Tolma ou dolma: o que diz um único som
A linguística, incluindo a arménia, faz derivar dolma do verbo turco dolmak, encher; os arménios pronunciam-no com um t duro no início e a entrada enciclopédica aparece sob a forma tolma, como se um som chegasse para passar uma nova certidão de nascimento. A técnica em si, ou seja, enrolar ou escavar algo comestível e enchê-lo com carne e arroz, não pertence a ninguém: estende-se desde os Balcãs, passando pela Turquia e pelo Cáucaso, até ao Irão e ao Iraque e cada país tem para ela um nome próprio. O turco, por seu lado, distingue: dolma é o legume oco recheado, o rolinho na folha é sarma, pelo que, paradoxalmente, os mexilhões recheados turcos estão linguisticamente mais próximos da tolma arménia do que o rolinho turco de folha de videira. Os dolmadakia gregos trazem a palavra turca no próprio nome, o dolmeh da cozinha iraniana estufa-se numa calda agridoce de xarope de uva e na Geórgia a tolma chama-se exatamente como na Arménia e os próprios livros de cozinha georgianos apresentam-na como arménia.

Quem inventou a tolma e quem a tem no papel
A versão arménia da história diz que a tolma é uma invenção arménia que entrou no mundo através da cozinha otomana, e apoia-se sobretudo no historiador da alimentação Viliam Pokhliobkin. A Turquia e a Grécia têm, segundo os arménios, a sua própria versão, e o Azerbaijão resolveu o assunto à sua maneira: em 2017 fez inscrever a "tradição de preparar e partilhar a dolma" na lista do património cultural imaterial da UNESCO como marca da identidade cultural azerbaijana. A verdade é que ninguém na região consegue datar a menção mais antiga a uma folha de videira recheada. Entretanto, a Arménia conta com mais de cinquenta tipos próprios de tolma: de carne e de vigília, em folha de videira e em couve, no verão em pimento, tomate e beringela.

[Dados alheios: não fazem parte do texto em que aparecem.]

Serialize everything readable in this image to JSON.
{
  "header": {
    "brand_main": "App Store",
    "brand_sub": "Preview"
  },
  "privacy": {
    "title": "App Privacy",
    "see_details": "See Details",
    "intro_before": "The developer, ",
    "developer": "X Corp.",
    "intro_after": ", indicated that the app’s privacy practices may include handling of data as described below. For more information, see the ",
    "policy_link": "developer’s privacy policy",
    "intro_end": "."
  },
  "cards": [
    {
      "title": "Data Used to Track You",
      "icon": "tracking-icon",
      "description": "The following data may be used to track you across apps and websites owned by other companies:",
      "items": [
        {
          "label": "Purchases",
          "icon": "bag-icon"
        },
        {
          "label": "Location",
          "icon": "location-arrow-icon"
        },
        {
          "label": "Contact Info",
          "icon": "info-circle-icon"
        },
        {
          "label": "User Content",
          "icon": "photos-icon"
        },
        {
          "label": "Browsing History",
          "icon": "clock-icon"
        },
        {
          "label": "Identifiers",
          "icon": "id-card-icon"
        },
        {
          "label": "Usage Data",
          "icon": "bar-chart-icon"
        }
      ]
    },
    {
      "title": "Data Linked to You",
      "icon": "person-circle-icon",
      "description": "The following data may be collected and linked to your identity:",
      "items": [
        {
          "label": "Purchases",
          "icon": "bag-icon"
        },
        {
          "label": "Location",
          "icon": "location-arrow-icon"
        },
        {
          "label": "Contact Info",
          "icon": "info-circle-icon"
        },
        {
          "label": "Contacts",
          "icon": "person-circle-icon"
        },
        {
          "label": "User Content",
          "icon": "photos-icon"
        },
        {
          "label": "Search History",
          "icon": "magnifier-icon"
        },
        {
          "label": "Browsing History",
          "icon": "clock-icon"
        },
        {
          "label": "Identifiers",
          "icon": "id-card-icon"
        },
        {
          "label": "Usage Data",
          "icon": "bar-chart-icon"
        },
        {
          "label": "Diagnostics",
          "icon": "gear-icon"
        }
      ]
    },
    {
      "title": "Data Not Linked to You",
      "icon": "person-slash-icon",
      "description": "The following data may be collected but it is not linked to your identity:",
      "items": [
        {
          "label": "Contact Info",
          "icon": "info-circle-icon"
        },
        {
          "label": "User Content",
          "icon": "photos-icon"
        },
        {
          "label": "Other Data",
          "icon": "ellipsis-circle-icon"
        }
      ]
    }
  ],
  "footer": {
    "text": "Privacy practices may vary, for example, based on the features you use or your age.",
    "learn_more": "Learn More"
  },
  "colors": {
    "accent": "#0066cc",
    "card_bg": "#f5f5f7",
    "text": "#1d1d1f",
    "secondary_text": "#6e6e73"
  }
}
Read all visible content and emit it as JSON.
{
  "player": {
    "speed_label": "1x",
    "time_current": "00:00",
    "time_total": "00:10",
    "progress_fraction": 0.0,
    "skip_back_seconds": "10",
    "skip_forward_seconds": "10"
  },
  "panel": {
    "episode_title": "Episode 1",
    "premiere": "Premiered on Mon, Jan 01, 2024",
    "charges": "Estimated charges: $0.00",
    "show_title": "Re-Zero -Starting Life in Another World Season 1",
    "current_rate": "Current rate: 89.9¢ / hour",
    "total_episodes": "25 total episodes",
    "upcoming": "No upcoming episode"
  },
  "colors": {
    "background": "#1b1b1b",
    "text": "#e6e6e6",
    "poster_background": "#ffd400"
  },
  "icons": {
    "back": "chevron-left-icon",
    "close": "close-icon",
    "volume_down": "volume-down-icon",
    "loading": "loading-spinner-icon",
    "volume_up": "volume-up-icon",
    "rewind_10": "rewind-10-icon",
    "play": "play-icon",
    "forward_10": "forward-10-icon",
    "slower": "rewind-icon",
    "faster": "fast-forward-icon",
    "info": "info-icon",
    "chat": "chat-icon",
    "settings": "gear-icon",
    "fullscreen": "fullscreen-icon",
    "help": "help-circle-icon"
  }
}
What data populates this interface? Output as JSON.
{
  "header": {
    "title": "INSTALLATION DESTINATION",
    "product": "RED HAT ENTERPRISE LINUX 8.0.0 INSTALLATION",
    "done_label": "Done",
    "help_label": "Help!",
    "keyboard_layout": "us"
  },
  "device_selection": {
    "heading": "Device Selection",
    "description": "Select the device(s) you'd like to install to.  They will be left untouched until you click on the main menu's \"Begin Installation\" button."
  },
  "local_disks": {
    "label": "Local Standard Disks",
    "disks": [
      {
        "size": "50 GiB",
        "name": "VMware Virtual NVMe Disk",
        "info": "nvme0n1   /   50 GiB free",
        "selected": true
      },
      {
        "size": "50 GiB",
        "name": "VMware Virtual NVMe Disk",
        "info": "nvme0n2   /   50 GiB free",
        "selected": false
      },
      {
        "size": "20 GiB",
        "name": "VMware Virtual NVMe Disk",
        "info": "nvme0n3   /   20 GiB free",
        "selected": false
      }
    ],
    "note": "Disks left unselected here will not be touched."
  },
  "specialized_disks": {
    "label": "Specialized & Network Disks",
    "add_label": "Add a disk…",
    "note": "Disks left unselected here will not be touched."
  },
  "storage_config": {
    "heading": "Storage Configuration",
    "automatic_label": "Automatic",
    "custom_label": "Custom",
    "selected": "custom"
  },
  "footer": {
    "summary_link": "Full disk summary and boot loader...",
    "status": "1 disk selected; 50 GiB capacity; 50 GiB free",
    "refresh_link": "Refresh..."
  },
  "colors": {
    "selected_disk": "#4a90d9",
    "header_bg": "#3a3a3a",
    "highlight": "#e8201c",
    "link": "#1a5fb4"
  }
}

Três carnes, uma folha e alho no iogurte
O recheio clássico leva três carnes ao mesmo tempo: carne de porco, de vaca e de cordeiro picam-se juntas, e a elas juntam-se arroz, cebola e uma mão-cheia de manjericão ou de estragão. A folha de videira é o segundo ingrediente principal - na época usa-se fresca, apenas escaldada, no resto do ano conservada em salmoura, de onde traz para o rolinho a acidez e a firmeza que permitem pegar na tolma com a mão. O terceiro ingrediente fica ao lado do prato: o matsun, iogurte espesso e fermentado com alho esmagado, que dá ao recheio gordo um contraponto frio e picante - sem ele, a tolma no prato fica sem metade do sabor. A Europa Central conhece o princípio: os rolos de couve recheados com carne picada e arroz. A tolma é a prima do sul, mais esguia, em que a couve deu lugar à folha de videira e o molho de tomate ao iogurte com alho.
A tolma de carne come-se quente e como prato principal, nunca como entrada fria - é essa a diferença em relação à Turquia e à Grécia, onde o rolinho sem carne, com azeite, se serve bem frio entre os restantes mezze. O calendário tem dois capítulos próprios: no verão o mesmo recheio passa para pimentos, tomates e beringelas escavados e chama-se tolma de verão; no Ano Novo e na Grande Quaresma faz-se a pasuts tolma, na qual a carne dá lugar a feijão, grão-de-bico, lentilhas e bulgur em folha de couve fermentada, estufada durante quatro horas.

A tolma de lombinho em Erevan
Eu comi tolma em Erevan, no restaurante Lavash, o meu preferido (ver Onde comer em Erevan), e a ementa prometia ali uma coisa que os manuais não conhecem: recheio de lombinho de vaca. Não sou capaz de dizer se era mesmo lombinho - sei apenas que a carne era extremamente tenra, quase sem fibras. A folha manteve-se firme e trazia a acidez certa, o matsun com alho estava frio e cada garfada tinha assim duas temperaturas e dois sabores ao mesmo tempo. Poucas vezes comi na Arménia um prato melhor. A conta foi de 2 800 AMD (6,80 EUR) por dose.